Si vous avez manqué le début:

1991. Les services secrets Russes sortent d’hibernation Bucky Barnes, alias le soldat de l’hiver, à qui ils confient une mission d’importance.
Lagos, Nigeria, de nos jours. Un vol de matériel biologique a lieu dans un institut de recherche. Captain America et son équipe arrivent à empêcher le vol au prix de très gros dégâts dans la ville ainsi que des morts innocentes...

 

Notre critique:

Voilà un nouveau film dans la franchise Marvel/Captain America, CAPTAIN AMERICA: CIVIL WAR qui commence exactement comme un James Bond: avec presque autant de dégâts, autant de cascades et d’effets spéciaux. Difficile étape dans la vie des franchises autour de Marvel puisque ces dernières commencent à subir un certain désintérêt du public (notamment celle autour d’Iron Man) et qu’il est plus que temps de relancer la machine autour de grands thèmes de ces comics (qui les ont relancé voici quelques décennies): Civil War et auparavant Infinity War.

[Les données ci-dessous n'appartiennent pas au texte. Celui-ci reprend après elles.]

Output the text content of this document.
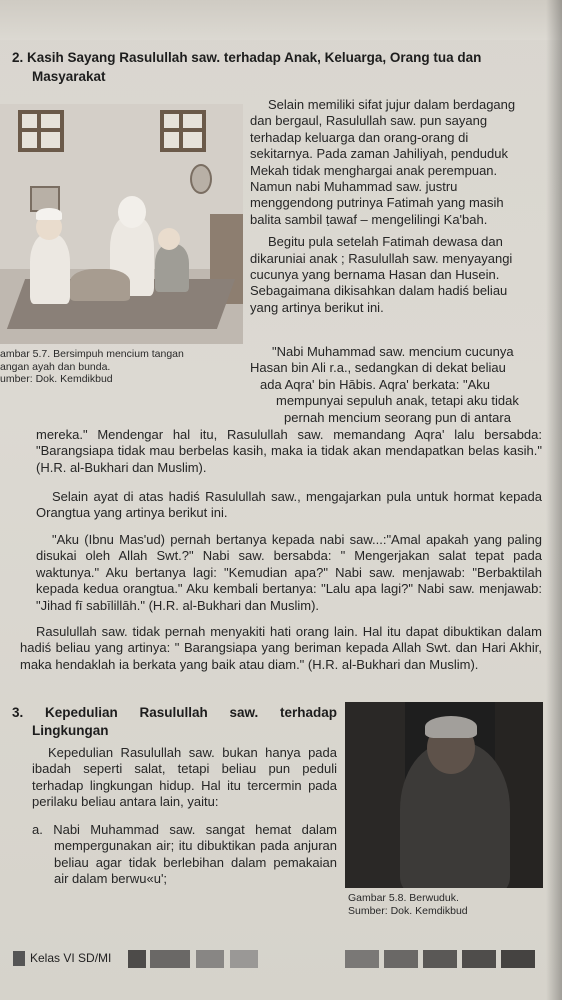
2. Kasih Sayang Rasulullah saw. terhadap Anak, Keluarga, Orang tua dan
Masyarakat
ambar 5.7. Bersimpuh mencium tangan
angan ayah dan bunda.
umber: Dok. Kemdikbud
Selain memiliki sifat jujur dalam berdagang
dan bergaul, Rasulullah saw. pun sayang
terhadap keluarga dan orang-orang di
sekitarnya. Pada zaman Jahiliyah, penduduk
Mekah tidak menghargai anak perempuan.
Namun nabi Muhammad saw. justru
menggendong putrinya Fatimah yang masih
balita sambil ṭawaf – mengelilingi Ka'bah.
Begitu pula setelah Fatimah dewasa dan
dikaruniai anak ; Rasulullah saw. menyayangi
cucunya yang bernama Hasan dan Husein.
Sebagaimana dikisahkan dalam hadiś beliau
yang artinya berikut ini.
"Nabi Muhammad saw. mencium cucunya
Hasan bin Ali r.a., sedangkan di dekat beliau
ada Aqra' bin Hābis. Aqra' berkata: "Aku
mempunyai sepuluh anak, tetapi aku tidak
pernah mencium seorang pun di antara
mereka." Mendengar hal itu, Rasulullah saw. memandang Aqra' lalu bersabda: "Barangsiapa tidak mau berbelas kasih, maka ia tidak akan mendapatkan belas kasih." (H.R. al-Bukhari dan Muslim).
Selain ayat di atas hadiś Rasulullah saw., mengajarkan pula untuk hormat kepada Orangtua yang artinya berikut ini.
"Aku (Ibnu Mas'ud) pernah bertanya kepada nabi saw...:"Amal apakah yang paling disukai oleh Allah Swt.?" Nabi saw. bersabda: " Mengerjakan salat tepat pada waktunya." Aku bertanya lagi: "Kemudian apa?" Nabi saw. menjawab: "Berbaktilah kepada kedua orangtua." Aku kembali bertanya: "Lalu apa lagi?" Nabi saw. menjawab: "Jihad fī sabīlillāh." (H.R. al-Bukhari dan Muslim).
Rasulullah saw. tidak pernah menyakiti hati orang lain. Hal itu dapat dibuktikan dalam hadiś beliau yang artinya: " Barangsiapa yang beriman kepada Allah Swt. dan Hari Akhir, maka hendaklah ia berkata yang baik atau diam." (H.R. al-Bukhari dan Muslim).
3. Kepedulian Rasulullah saw. terhadap
Lingkungan
Kepedulian Rasulullah saw. bukan hanya pada ibadah seperti salat, tetapi beliau pun peduli terhadap lingkungan hidup. Hal itu tercermin pada perilaku beliau antara lain, yaitu:
a. Nabi Muhammad saw. sangat hemat dalam mempergunakan air; itu dibuktikan pada anjuran beliau agar tidak berlebihan dalam pemakaian air dalam berwu«u';
Gambar 5.8. Berwuduk.
Sumber: Dok. Kemdikbud
Kelas VI SD/MI
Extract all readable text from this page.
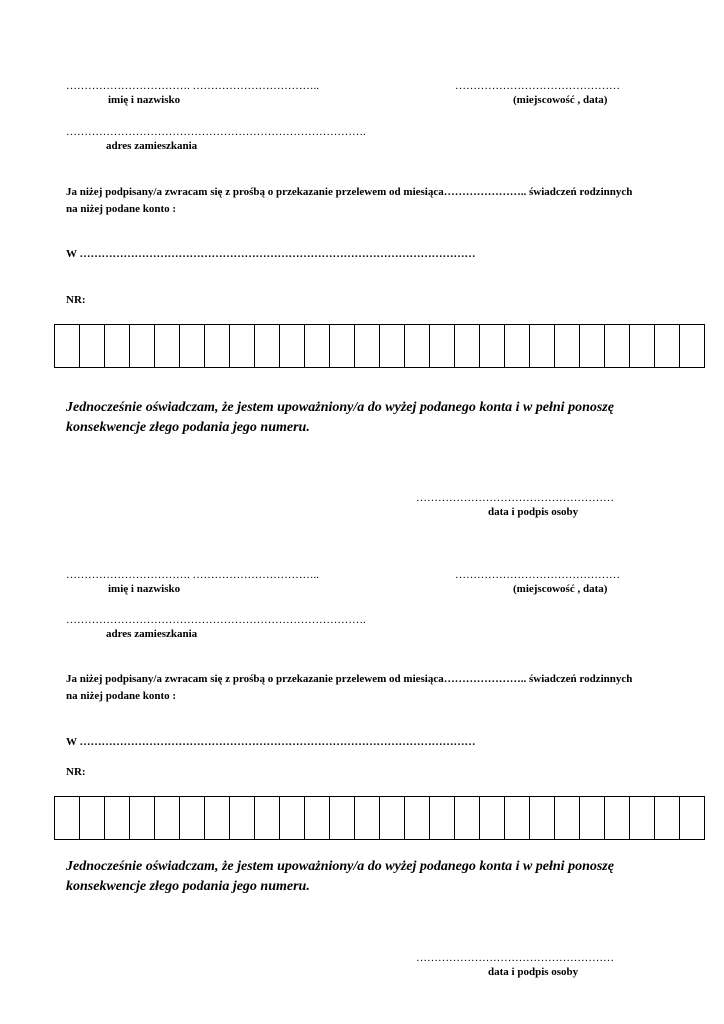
……………………………. ……………………………..	………………………………………
imię i nazwisko	(miejscowość , data)
……………………………………………………………………….
adres zamieszkania
Ja niżej podpisany/a zwracam się z prośbą o przekazanie przelewem od miesiąca………………….. świadczeń rodzinnych na niżej podane konto :
W ………………………………………………………………………………………………
NR:
Jednocześnie oświadczam, że jestem upoważniony/a do wyżej podanego konta i w pełni ponoszę konsekwencje złego podania jego numeru.
………………………………………………
data i podpis osoby
……………………………. ……………………………..	………………………………………
imię i nazwisko	(miejscowość , data)
……………………………………………………………………….
adres zamieszkania
Ja niżej podpisany/a zwracam się z prośbą o przekazanie przelewem od miesiąca………………….. świadczeń rodzinnych na niżej podane konto :
W ………………………………………………………………………………………………
NR:
Jednocześnie oświadczam, że jestem upoważniony/a do wyżej podanego konta i w pełni ponoszę konsekwencje złego podania jego numeru.
………………………………………………
data i podpis osoby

D’où l’énorme casse-tête pour les scénaristes impliqués dans l’adaptation car Civil War s’est étalée sur plus ou moins deux ans aux US et met en cause une pléthore de super-héros. Mais il faut reconnaitre à Christopher Markus et Stephen McFeely (qui ont déjà collaboré sur CHRONICLES OF NARNIA, CAPTAIN AMERICA: THE FIRST AVENGER, THOR: THE DARK WORLD) un talent certain dans l’adaptation sans trahison de cet énorme pan d’histoire, de ce “cross-over” vertigineux. En réduisant la problématique à l’univers Captain America et donc aux vengeurs, ils réussissent à traiter cependant le sujet sans s’embarquer dans un scénario tentaculaire.

Or donc, les gouvernements du monde (surtout les Etats-Unis) en ont marre de ces super-héros qui ne font rien que tout casser, que l’on ne peut contraindre en aucune manière. Ils (les américains) décident donc d’établir un contrat avec les vengeurs afin de les mettre sous le commandement des Nations Unies. Mais il fallait s’en douter: certains (dont Captain America) voient cela comme une contrainte et une atteinte à leur liberté de choix, tandis que les autres (dont Iron Man) pensent que c’est pour le bien de la planète et de ses habitants humains. Cet antagonisme entre super-héros entraînant bien sûr rapidement une dissension (lire « guerre civile ») au sein du groupe des vengeurs.

Vous l’aurez compris (même si vous n’êtes pas un spécialiste des comics et de l’univers de la Maison aux Idées (Marvel)), Marvel Studios et Disney tiennent là un bon scénario dans lequel de nouveaux héros peuvent aisément se glisser et qui leur permet d’avoir une continuité avec la franchise Captain America. Du beau travail…

Pour le reste, il faut bien admettre qu’être fan de l’univers Marvel permettra de passer le premier degré de ce CAPTAIN AMERICA: CIVIL WAR, pour profiter pleinement des multiples clins d’oeil à cette galerie de personnages haute en couleur.